L’Allemagne est entrée dans une course à l’armement et fournit à Israël au moins un tiers des armes utilisées pour le génocide à Gaza. On y observe également une montée significative de la droite et des tendances autoritaires qui se sont clairement renforcées au fil des années. Malgré tout cela, à la différence d’autres pays occidentaux adoptant des politiques comparables, l’opposition demeure très timide. Suite à une campagne d’épuration dans la presse, il n’y reste essentiellement que des journalistes qui font la promotion d’Israël et amplifient ses discours.

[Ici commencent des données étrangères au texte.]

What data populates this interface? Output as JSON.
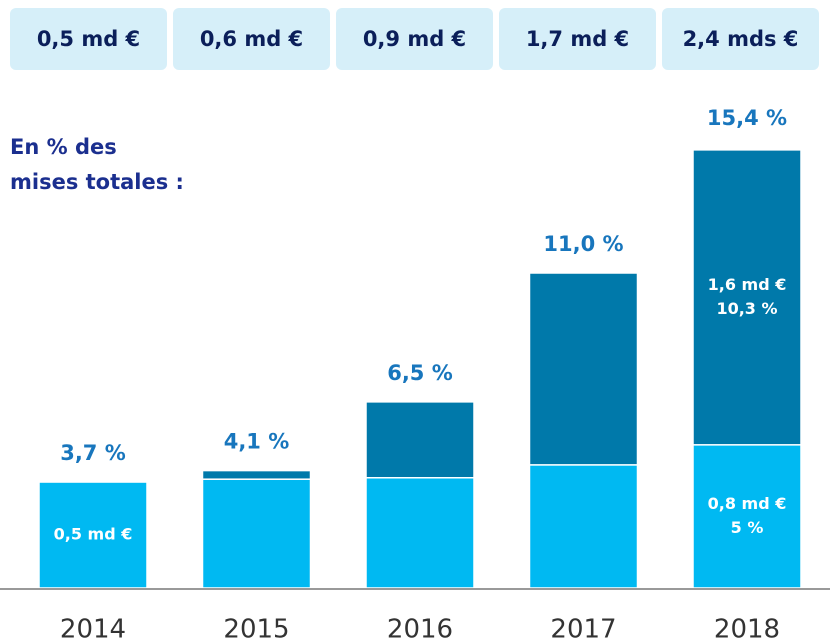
{
  "chart_data": {
    "type": "bar",
    "stacked": true,
    "annotations": [
      "En % des",
      "mises totales :"
    ],
    "amounts": [
      "0,5 md €",
      "0,6 md €",
      "0,9 md €",
      "1,7 md €",
      "2,4 mds €"
    ],
    "categories": [
      "2014",
      "2015",
      "2016",
      "2017",
      "2018"
    ],
    "totals": {
      "values": [
        3.7,
        4.1,
        6.5,
        11.0,
        15.4
      ],
      "value_labels": [
        "3,7 %",
        "4,1 %",
        "6,5 %",
        "11,0 %",
        "15,4 %"
      ]
    },
    "series": [
      {
        "color": "#00b9f2",
        "values": [
          3.7,
          3.8,
          3.85,
          4.3,
          5
        ],
        "segment_labels": [
          [
            "0,5 md €"
          ],
          null,
          null,
          null,
          [
            "0,8 md €",
            "5 %"
          ]
        ]
      },
      {
        "color": "#0079aa",
        "values": [
          null,
          0.3,
          2.65,
          6.7,
          10.3
        ],
        "segment_labels": [
          null,
          null,
          null,
          null,
          [
            "1,6 md €",
            "10,3 %"
          ]
        ]
      }
    ]
  }
}
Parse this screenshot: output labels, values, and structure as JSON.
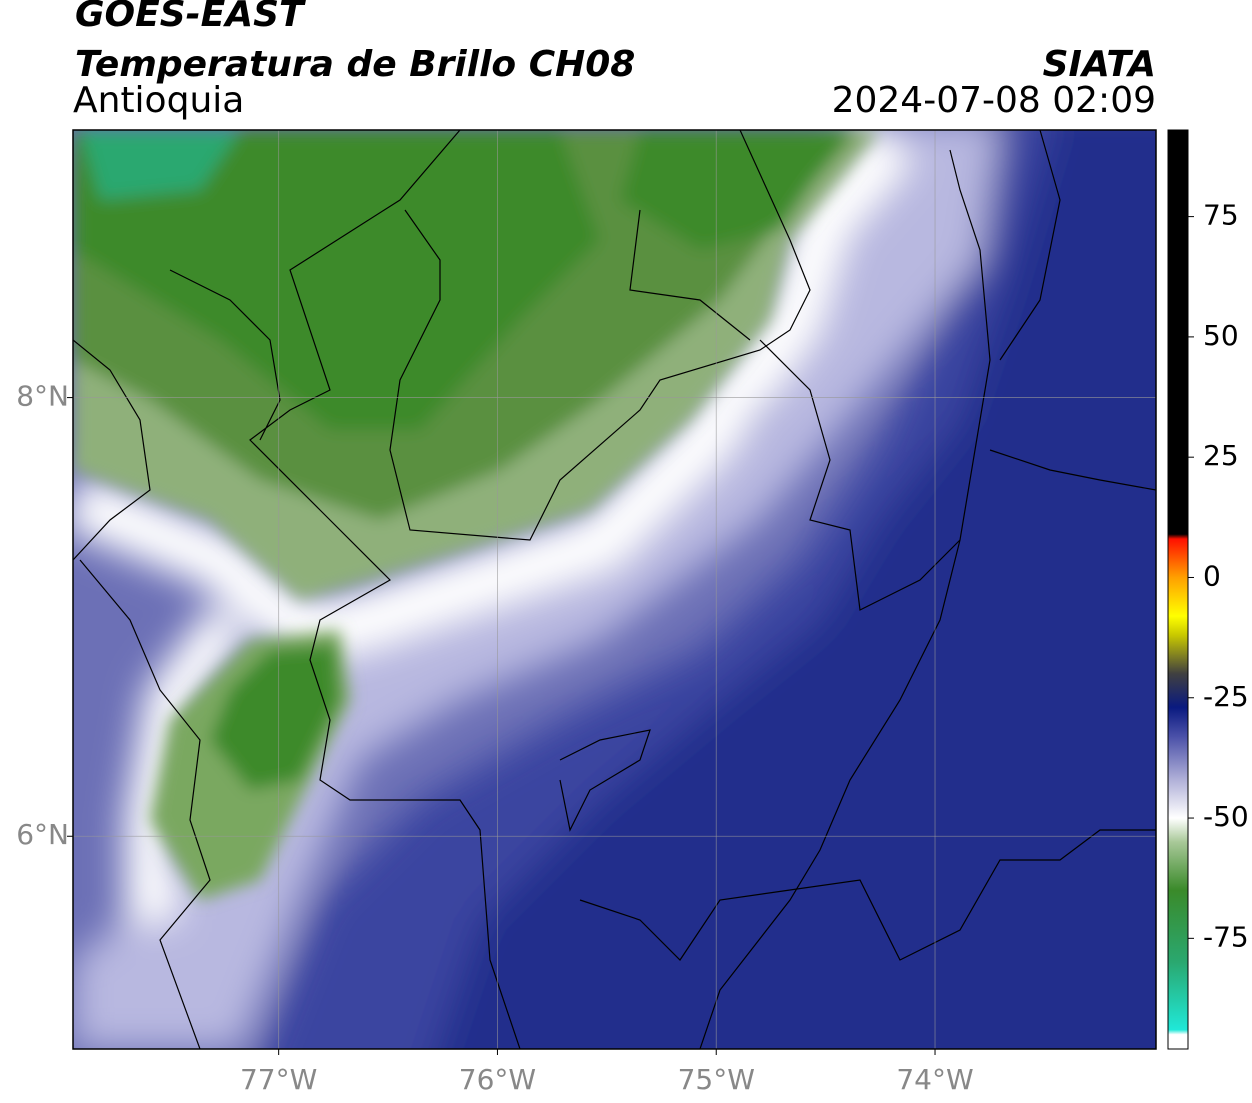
{
  "header": {
    "line1": "GOES-EAST",
    "title": "Temperatura de Brillo CH08",
    "region": "Antioquia",
    "source": "SIATA",
    "datetime": "2024-07-08 02:09"
  },
  "map": {
    "xlim": [
      -77.94,
      -72.99
    ],
    "ylim": [
      5.03,
      9.22
    ],
    "grid": true,
    "xticks": [
      {
        "value": -77,
        "label": "77°W"
      },
      {
        "value": -76,
        "label": "76°W"
      },
      {
        "value": -75,
        "label": "75°W"
      },
      {
        "value": -74,
        "label": "74°W"
      }
    ],
    "yticks": [
      {
        "value": 8,
        "label": "8°N"
      },
      {
        "value": 6,
        "label": "6°N"
      }
    ]
  },
  "colorbar": {
    "range": [
      -98,
      93
    ],
    "ticks": [
      75,
      50,
      25,
      0,
      -25,
      -50,
      -75
    ],
    "stops": [
      {
        "value": -98,
        "color": "#ffffff"
      },
      {
        "value": -95,
        "color": "#ffffff"
      },
      {
        "value": -94,
        "color": "#20e8d8"
      },
      {
        "value": -80,
        "color": "#2aa870"
      },
      {
        "value": -65,
        "color": "#3a8a2a"
      },
      {
        "value": -55,
        "color": "#a8c898"
      },
      {
        "value": -50,
        "color": "#ffffff"
      },
      {
        "value": -42,
        "color": "#b0b0d8"
      },
      {
        "value": -33,
        "color": "#4a50a8"
      },
      {
        "value": -27,
        "color": "#0a1a80"
      },
      {
        "value": -20,
        "color": "#404040"
      },
      {
        "value": -12,
        "color": "#c8c800"
      },
      {
        "value": -8,
        "color": "#ffff00"
      },
      {
        "value": 0,
        "color": "#ffa000"
      },
      {
        "value": 8,
        "color": "#ff1000"
      },
      {
        "value": 9,
        "color": "#000000"
      },
      {
        "value": 93,
        "color": "#000000"
      }
    ]
  }
}
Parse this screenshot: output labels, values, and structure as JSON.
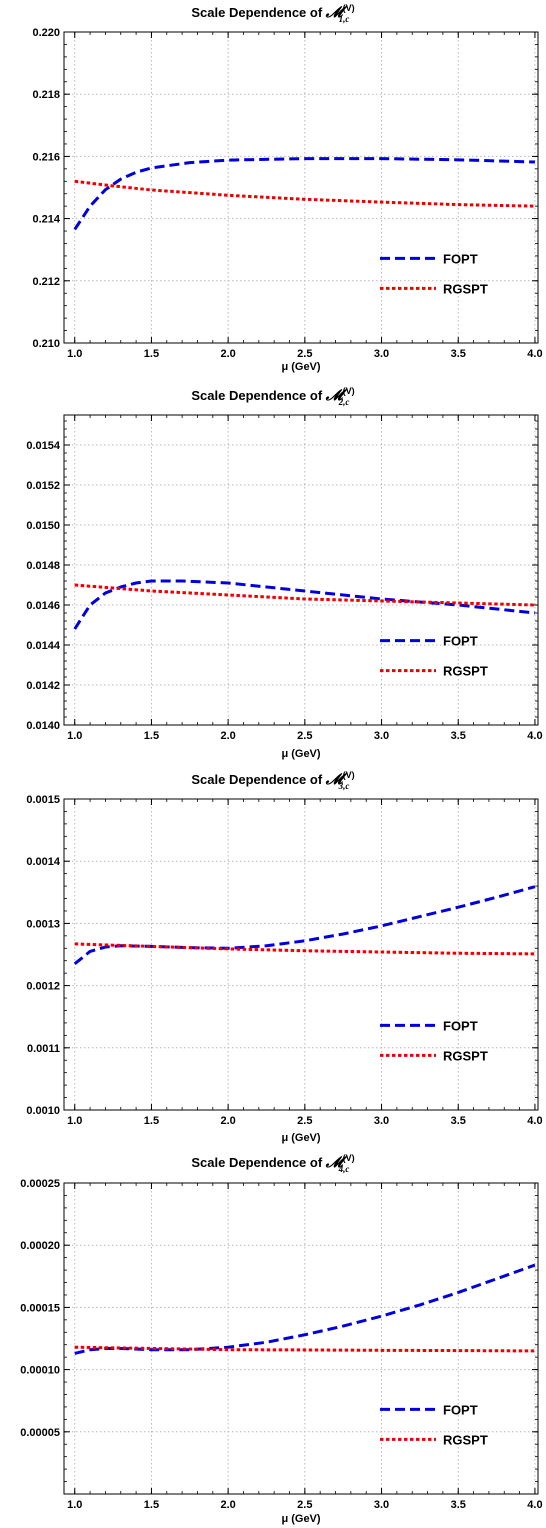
{
  "chart_data": [
    {
      "type": "line",
      "title": "Scale Dependence of",
      "title_symbol": "𝓜",
      "title_superscript": "(V)",
      "title_subscript": "1,c",
      "xlabel": "μ (GeV)",
      "xlim": [
        0.93,
        4.02
      ],
      "ylim": [
        0.21,
        0.22
      ],
      "xticks": [
        "1.0",
        "1.5",
        "2.0",
        "2.5",
        "3.0",
        "3.5",
        "4.0"
      ],
      "yticks": [
        "0.210",
        "0.212",
        "0.214",
        "0.216",
        "0.218",
        "0.220"
      ],
      "grid": true,
      "legend_position": "bottom-right",
      "series": [
        {
          "name": "FOPT",
          "color": "#0000dd",
          "dash": "dashed",
          "x": [
            1.0,
            1.1,
            1.2,
            1.3,
            1.4,
            1.5,
            1.75,
            2.0,
            2.5,
            3.0,
            3.5,
            4.0
          ],
          "y": [
            0.21365,
            0.2144,
            0.21493,
            0.21527,
            0.21549,
            0.21563,
            0.2158,
            0.21588,
            0.21593,
            0.21593,
            0.21589,
            0.21582
          ]
        },
        {
          "name": "RGSPT",
          "color": "#ee0000",
          "dash": "dotted",
          "x": [
            1.0,
            1.25,
            1.5,
            2.0,
            2.5,
            3.0,
            3.5,
            4.0
          ],
          "y": [
            0.2152,
            0.21505,
            0.21492,
            0.21475,
            0.21462,
            0.21453,
            0.21445,
            0.2144
          ]
        }
      ]
    },
    {
      "type": "line",
      "title": "Scale Dependence of",
      "title_symbol": "𝓜",
      "title_superscript": "(V)",
      "title_subscript": "2,c",
      "xlabel": "μ (GeV)",
      "xlim": [
        0.93,
        4.02
      ],
      "ylim": [
        0.014,
        0.01555
      ],
      "xticks": [
        "1.0",
        "1.5",
        "2.0",
        "2.5",
        "3.0",
        "3.5",
        "4.0"
      ],
      "yticks": [
        "0.0140",
        "0.0142",
        "0.0144",
        "0.0146",
        "0.0148",
        "0.0150",
        "0.0152",
        "0.0154"
      ],
      "grid": true,
      "legend_position": "bottom-right",
      "series": [
        {
          "name": "FOPT",
          "color": "#0000dd",
          "dash": "dashed",
          "x": [
            1.0,
            1.1,
            1.2,
            1.3,
            1.4,
            1.5,
            1.6,
            1.7,
            2.0,
            2.5,
            3.0,
            3.5,
            4.0
          ],
          "y": [
            0.01448,
            0.0146,
            0.01466,
            0.01469,
            0.01471,
            0.01472,
            0.01472,
            0.01472,
            0.01471,
            0.01467,
            0.01463,
            0.0146,
            0.01456
          ]
        },
        {
          "name": "RGSPT",
          "color": "#ee0000",
          "dash": "dotted",
          "x": [
            1.0,
            1.5,
            2.0,
            2.5,
            3.0,
            3.5,
            4.0
          ],
          "y": [
            0.0147,
            0.01467,
            0.01465,
            0.01463,
            0.01462,
            0.01461,
            0.0146
          ]
        }
      ]
    },
    {
      "type": "line",
      "title": "Scale Dependence of",
      "title_symbol": "𝓜",
      "title_superscript": "(V)",
      "title_subscript": "3,c",
      "xlabel": "μ (GeV)",
      "xlim": [
        0.93,
        4.02
      ],
      "ylim": [
        0.001,
        0.0015
      ],
      "xticks": [
        "1.0",
        "1.5",
        "2.0",
        "2.5",
        "3.0",
        "3.5",
        "4.0"
      ],
      "yticks": [
        "0.0010",
        "0.0011",
        "0.0012",
        "0.0013",
        "0.0014",
        "0.0015"
      ],
      "grid": true,
      "legend_position": "bottom-right",
      "series": [
        {
          "name": "FOPT",
          "color": "#0000dd",
          "dash": "dashed",
          "x": [
            1.0,
            1.1,
            1.2,
            1.3,
            1.5,
            1.75,
            2.0,
            2.25,
            2.5,
            2.75,
            3.0,
            3.25,
            3.5,
            3.75,
            4.0
          ],
          "y": [
            0.001235,
            0.001255,
            0.001262,
            0.001264,
            0.001263,
            0.001261,
            0.00126,
            0.001264,
            0.001272,
            0.001283,
            0.001296,
            0.001311,
            0.001326,
            0.001342,
            0.001359
          ]
        },
        {
          "name": "RGSPT",
          "color": "#ee0000",
          "dash": "dotted",
          "x": [
            1.0,
            1.5,
            2.0,
            2.5,
            3.0,
            3.5,
            4.0
          ],
          "y": [
            0.001267,
            0.001263,
            0.001259,
            0.001256,
            0.001254,
            0.001252,
            0.001251
          ]
        }
      ]
    },
    {
      "type": "line",
      "title": "Scale Dependence of",
      "title_symbol": "𝓜",
      "title_superscript": "(V)",
      "title_subscript": "4,c",
      "xlabel": "μ (GeV)",
      "xlim": [
        0.93,
        4.02
      ],
      "ylim": [
        0.0,
        0.00025
      ],
      "xticks": [
        "1.0",
        "1.5",
        "2.0",
        "2.5",
        "3.0",
        "3.5",
        "4.0"
      ],
      "yticks": [
        "0.00005",
        "0.00010",
        "0.00015",
        "0.00020",
        "0.00025"
      ],
      "grid": true,
      "legend_position": "bottom-right",
      "series": [
        {
          "name": "FOPT",
          "color": "#0000dd",
          "dash": "dashed",
          "x": [
            1.0,
            1.1,
            1.2,
            1.3,
            1.5,
            1.75,
            2.0,
            2.25,
            2.5,
            2.75,
            3.0,
            3.25,
            3.5,
            3.75,
            4.0
          ],
          "y": [
            0.000113,
            0.000116,
            0.000117,
            0.000117,
            0.000116,
            0.000116,
            0.000118,
            0.000122,
            0.000128,
            0.000135,
            0.000143,
            0.000152,
            0.000162,
            0.000173,
            0.000184
          ]
        },
        {
          "name": "RGSPT",
          "color": "#ee0000",
          "dash": "dotted",
          "x": [
            1.0,
            1.5,
            2.0,
            2.5,
            3.0,
            3.5,
            4.0
          ],
          "y": [
            0.000118,
            0.000117,
            0.000116,
            0.0001158,
            0.0001155,
            0.0001153,
            0.000115
          ]
        }
      ]
    }
  ]
}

Il y a là une politique d’incitation et de répression de toute activité et voix critique envers la politique israélienne, et ce n’est que récemment, après les dernières élections, que des politiciens s’opposant clairement au génocide mené par Israël sont entrés au parlement.
Pourtant, une majorité écrasante de la société allemande s’oppose de manière constante à la fourniture d’armes à Israël ; et malgré toute la propagande pro-israélienne et les drapeaux israéliens qui flottent au-dessus de chaque bureau gouvernemental en Allemagne, 73 % des individus pensent qu’Israël commet un génocide à Gaza, même si les manifestations contre ce génocide mobilisent peu. L’obéissance de l’élite blanche, et la coopération des universitaires et des artistes qui (comme d’habitude) restent silencieux ou s’identifient ouvertement au système, est assourdissante.
*Iris Hefetz est psychanalyste et membre de l’organisation « La Voix Juive pour une Paix Juste au Moyen-Orient ».